William and John Marston walked on without answering. And then the two other Master Lees fell on to Master Lee up to Slarrow, and verbally ill-treated him—partly because he had got no information out of William, and partly because, having both sat quiet and given him plenty of rope, he had not hanged himself. Master Lee up to Slarrow had evil times of it that blessed spring afternoon, and ended by "dratting" both his companions, for a couple of old fools. After which, they adjourned to the public-house and hard cider, sent them to drink for their sins.
"They'll never make a scholar of me, Marston," said William; "I will go on at it for a year, but no more, I shall away soon to hunt up Charles. Is there any police in America?"
Marston answered absently, "Yes; he believed so;" but was evidently thinking of something else.
They had gone sauntering out for a walk together.
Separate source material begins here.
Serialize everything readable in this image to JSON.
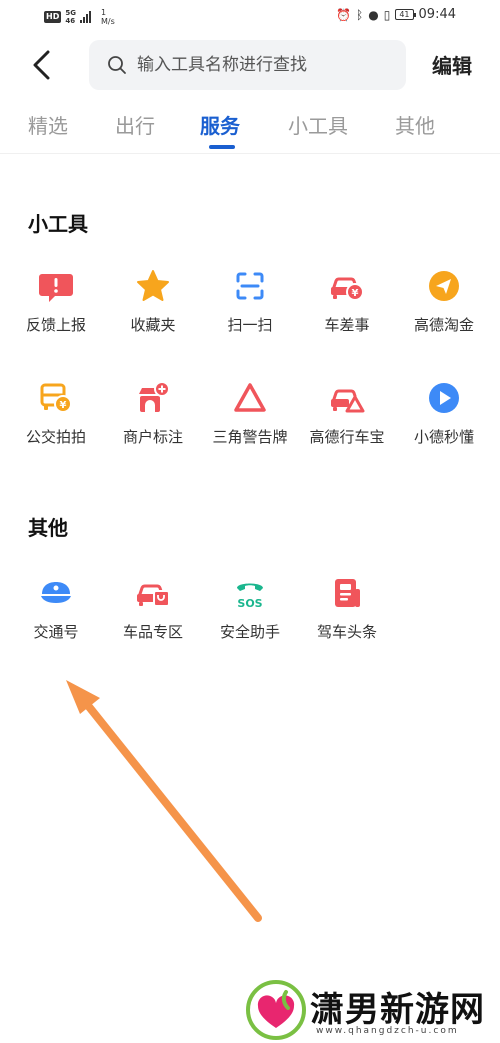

Marston had come down from Oxford the day before (after an examination for an Exeter fellowship, I believe) for change of air; and he thought he would like to walk with William up to the top of the lofty promontory, which bounded Ravenshoe Bay on the west, and catch the pleasant summer breeze coming in from the Atlantic.
On the loftiest point of all, with the whispering blue sea on three sides of them, four hundred feet below, there they sat down on the short sheep-eaten turf, and looked westward.
Cape after cape stretched away under the afternoon sun, till the last seemed only a dark cloud floating on the sea. Beyond that cape there was nothing but water for three thousand weary miles. The scene was beautiful enough, but very melancholy; a long coastline trending away into dim distance, on a quiet sunny afternoon, is very melancholy. Indeed, far more melancholy than the same place in a howling gale: when the nearest promontory only is dimly visible, a black wall, echoing the thunder of bursting waves, and when sea, air, and sky, like the three furies, are rushing on with mad, destructive unanimity.
They lay, these two, on the short turf, looking westward; and, after a time, John Marston broke silence. He spoke very low and quietly, and without looking at William.
"I have something very heavy on my mind, William. I am not a fool, with a morbid conscience, but I have been very wrong. I have done what I never can undo. I loved that fellow, William!"
William said "Ay."
"I know what you would say. You would say, that every one who ever knew Charles loved him; and you are right. He was so utterly unselfish, so entirely given up to trying to win others, that every one loved him, and could not help it. The cleverest man in England, with all his cleverness, could not gain so many friends as Charles."